Exploring the Progressive Development Path of Embodied Intelligence from L0 to L4
Guest Speaker: Jin Ge, Founder and CEO of Lingyu Intelligence, with a Bachelor's degree in Automation from Tsinghua University and an MBA from Tsinghua School of Economics and Management. Previously a managing partner at Yuanjing Venture Capital and Vice President of Aoliang Photonics. With years of successful investment and entrepreneurial experience in high-tech fields, he has invested in and incubated multiple early-stage hard-tech enterprises. Lingyu Intelligence is a cutting-edge embodied intelligence company focusing on human-machine hybrid intelligence, established by top motion control experts from Tsinghua University's Automation Department, with the mission of "creating a benchmark for practical embodied intelligence and liberating humans from 'dangerous, heavy, and boring' work".
Key Keywords: #RemoteOperation #Human-MachineHybridIntelligence #MAAS #ArmHandIntegratedControl
Jin Ge observed that currently, embodied intelligence faces a Blockchain Trilemma, where generality, performance, and autonomy are difficult to balance with current and even the next 3-5 years' technological levels. Generality means robots are not scenario-specific but can perform various tasks; performance refers to reliability (success rate of task completion) and efficiency (comparison of robot performance to human performance); autonomy indicates whether human intervention is required or if the robot can complete tasks independently.
Jin Ge then introduced two common methods to enhance robot autonomy:
• The first approach aims to directly reach L4, improving task success rates to over 99.9% and achieving full autonomous operation across multiple scenarios. However, this path is time-consuming and costly. Currently, robot data is extremely scarce, requiring extensive real-machine data and resources to train an AGI robot meeting human expectations.
• The second approach follows the autonomous driving progression, gradually advancing from L0 to L2 and then L4 by deploying robots in commercial use, continuously collecting interaction data, and incrementally upgrading the intelligence system. The primary advantage is that enterprises can address data shortcomings while generating early revenue.
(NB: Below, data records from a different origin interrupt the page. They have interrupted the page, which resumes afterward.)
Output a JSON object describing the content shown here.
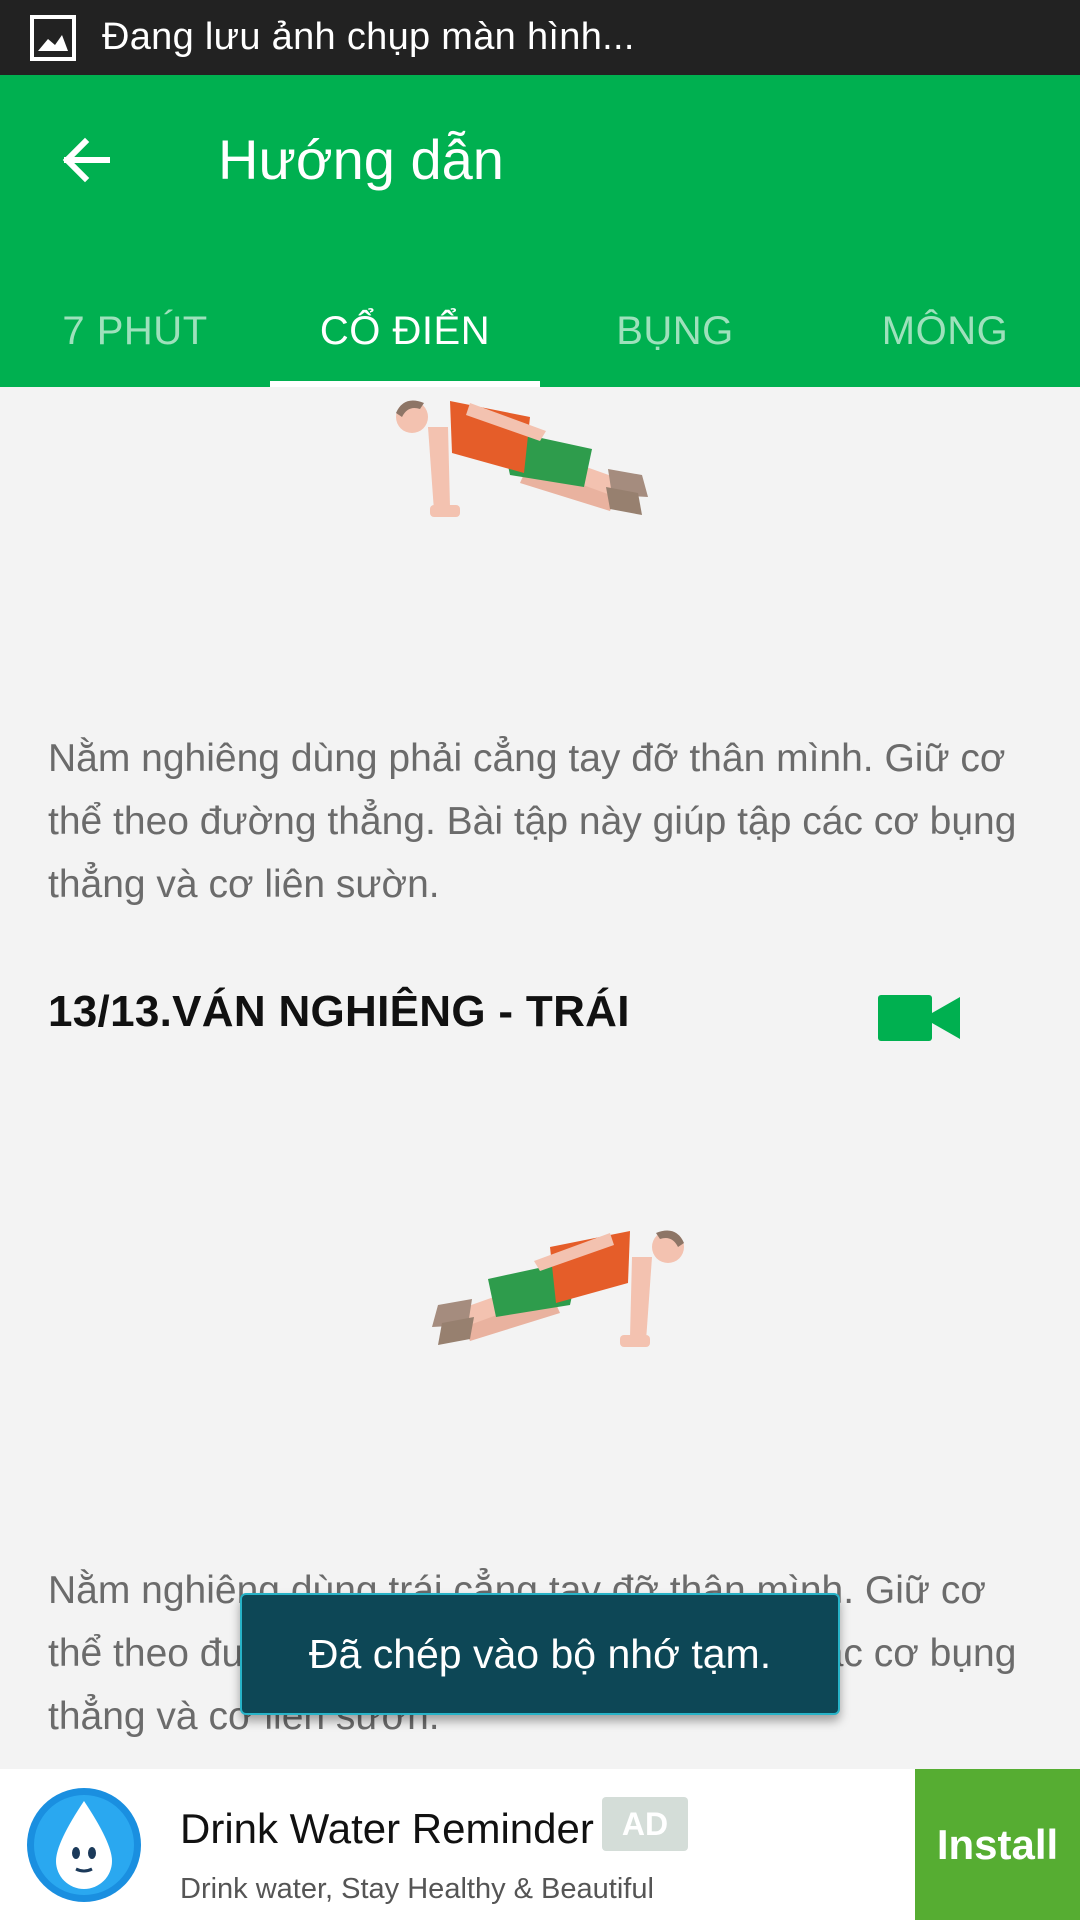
{
  "statusbar": {
    "text": "Đang lưu ảnh chụp màn hình..."
  },
  "appbar": {
    "title": "Hướng dẫn"
  },
  "tabs": [
    {
      "label": "7 PHÚT",
      "active": false
    },
    {
      "label": "CỔ ĐIỂN",
      "active": true
    },
    {
      "label": "BỤNG",
      "active": false
    },
    {
      "label": "MÔNG",
      "active": false
    }
  ],
  "exercises": [
    {
      "description": "Nằm nghiêng dùng phải cẳng tay đỡ thân mình. Giữ cơ thể theo đường thẳng. Bài tập này giúp tập các cơ bụng thẳng và cơ liên sườn."
    },
    {
      "title": "13/13.VÁN NGHIÊNG - TRÁI",
      "description": "Nằm nghiêng dùng trái cẳng tay đỡ thân mình. Giữ cơ thể theo đường thẳng. Bài tập này giúp tập các cơ bụng thẳng và cơ liên sườn."
    }
  ],
  "toast": {
    "text": "Đã chép vào bộ nhớ tạm."
  },
  "ad": {
    "title": "Drink Water Reminder",
    "badge": "AD",
    "subtitle": "Drink water, Stay Healthy & Beautiful",
    "install_label": "Install"
  },
  "colors": {
    "primary": "#00b050",
    "install": "#56ad32",
    "toast": "#0d4756"
  },
  "icons": {
    "back": "arrow-left-icon",
    "video": "video-camera-icon"
  }
}
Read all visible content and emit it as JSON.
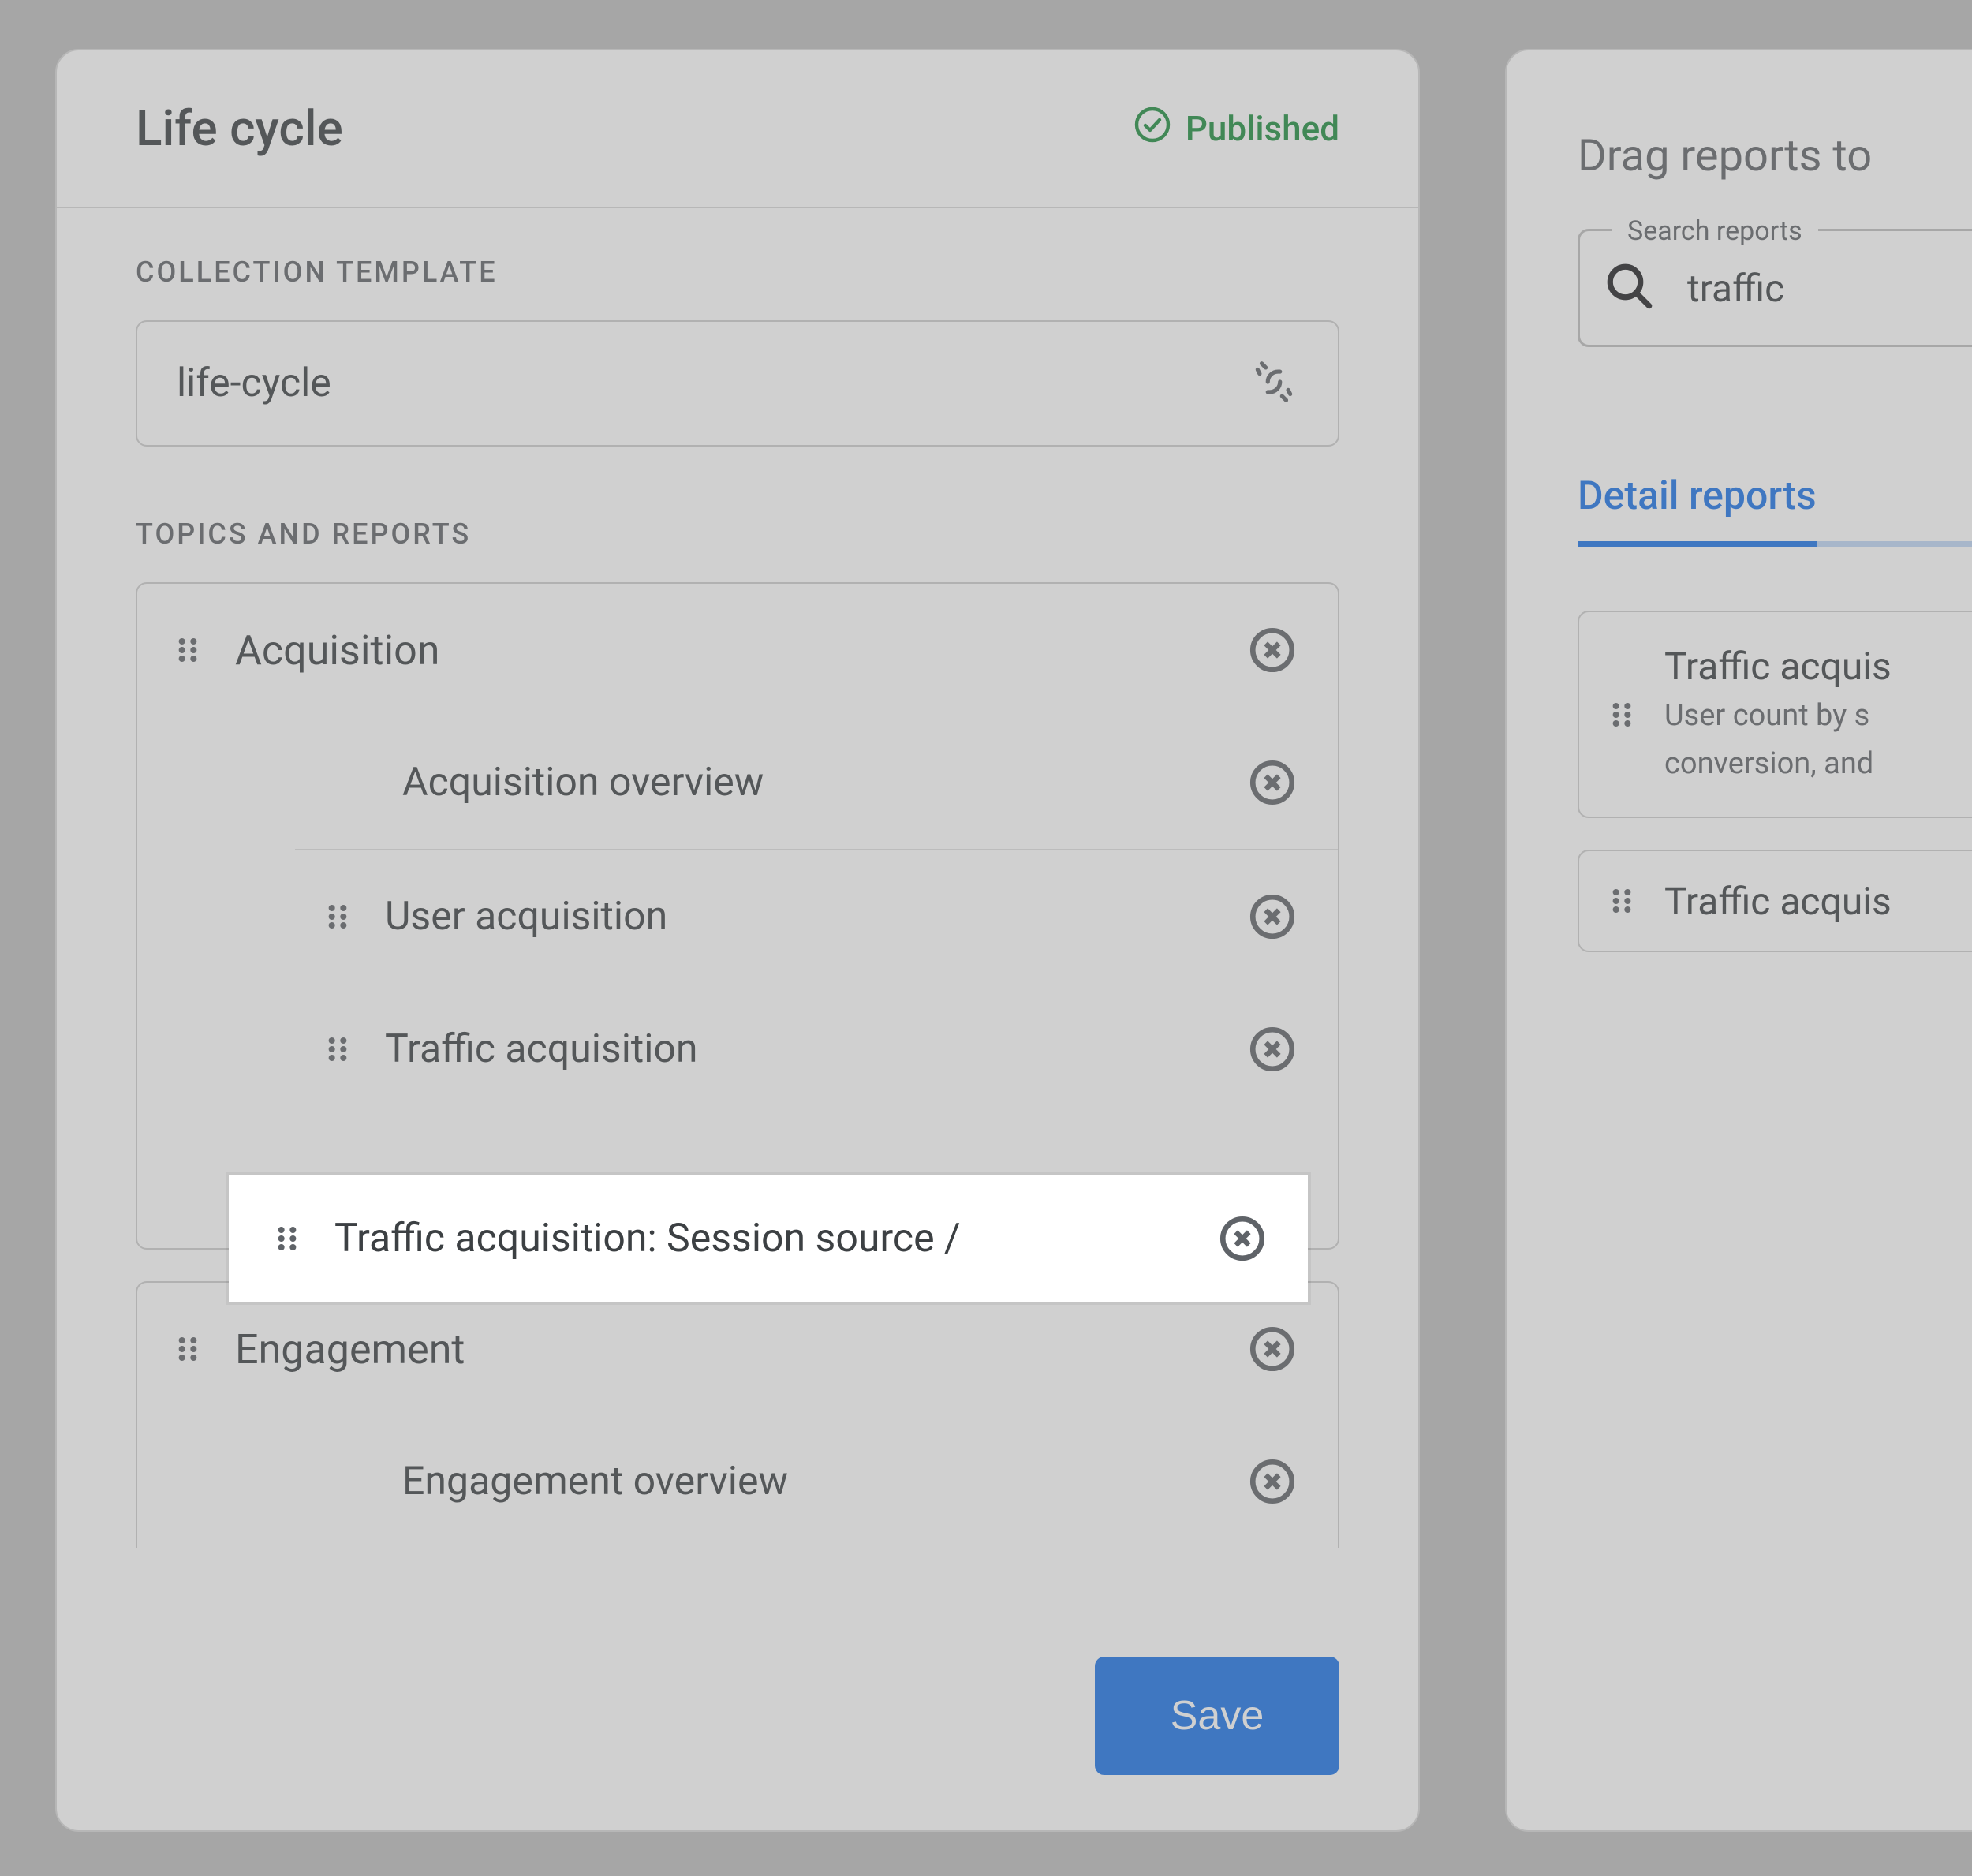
{
  "header": {
    "title": "Life cycle",
    "status": "Published"
  },
  "template": {
    "section_label": "COLLECTION TEMPLATE",
    "value": "life-cycle"
  },
  "topics_label": "TOPICS AND REPORTS",
  "topics": [
    {
      "name": "Acquisition",
      "reports": [
        {
          "label": "Acquisition overview",
          "has_drag": false
        },
        {
          "label": "User acquisition",
          "has_drag": true
        },
        {
          "label": "Traffic acquisition",
          "has_drag": true
        },
        {
          "label": "Traffic acquisition: Session source /",
          "has_drag": true,
          "highlight": true
        }
      ]
    },
    {
      "name": "Engagement",
      "reports": [
        {
          "label": "Engagement overview",
          "has_drag": false
        }
      ]
    }
  ],
  "save_label": "Save",
  "right": {
    "title": "Drag reports to",
    "search_label": "Search reports",
    "search_value": "traffic",
    "tab": "Detail reports",
    "results": [
      {
        "title": "Traffic acquis",
        "desc1": "User count by s",
        "desc2": "conversion, and"
      },
      {
        "title": "Traffic acquis"
      }
    ]
  }
}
Following the second approach, Jin Ge believes the most economically viable method is establishing a MAAS (Manipulation AS a Service) platform, where robots autonomously control simple daily scenarios. When encountering complex or dangerous situations, robots will call human operators or cloud-based "human-like" models for remote operation to complete subsequent tasks. This method enables one-to-many robot management, enhancing robot autonomy while better meeting personalized user needs.
[The rest of the document follows the same translation approach, maintaining the original structure and translating all non-tagged text to English.]Q8: For companies developing embodied large models, is tactile data a rigid demand?
Lv Liyun: For robots, their brain needs to make decisions based on tactile sensor input, such as perceiving object temperature, humidity, texture, etc., which cannot be sensed without touch. Without perception, it would affect the robot's subsequent interactive actions and responses. To give a more specific example, when facing two objects that look similar, like an egg and a hammer, visual perception alone cannot distinguish between them without tactile sensing.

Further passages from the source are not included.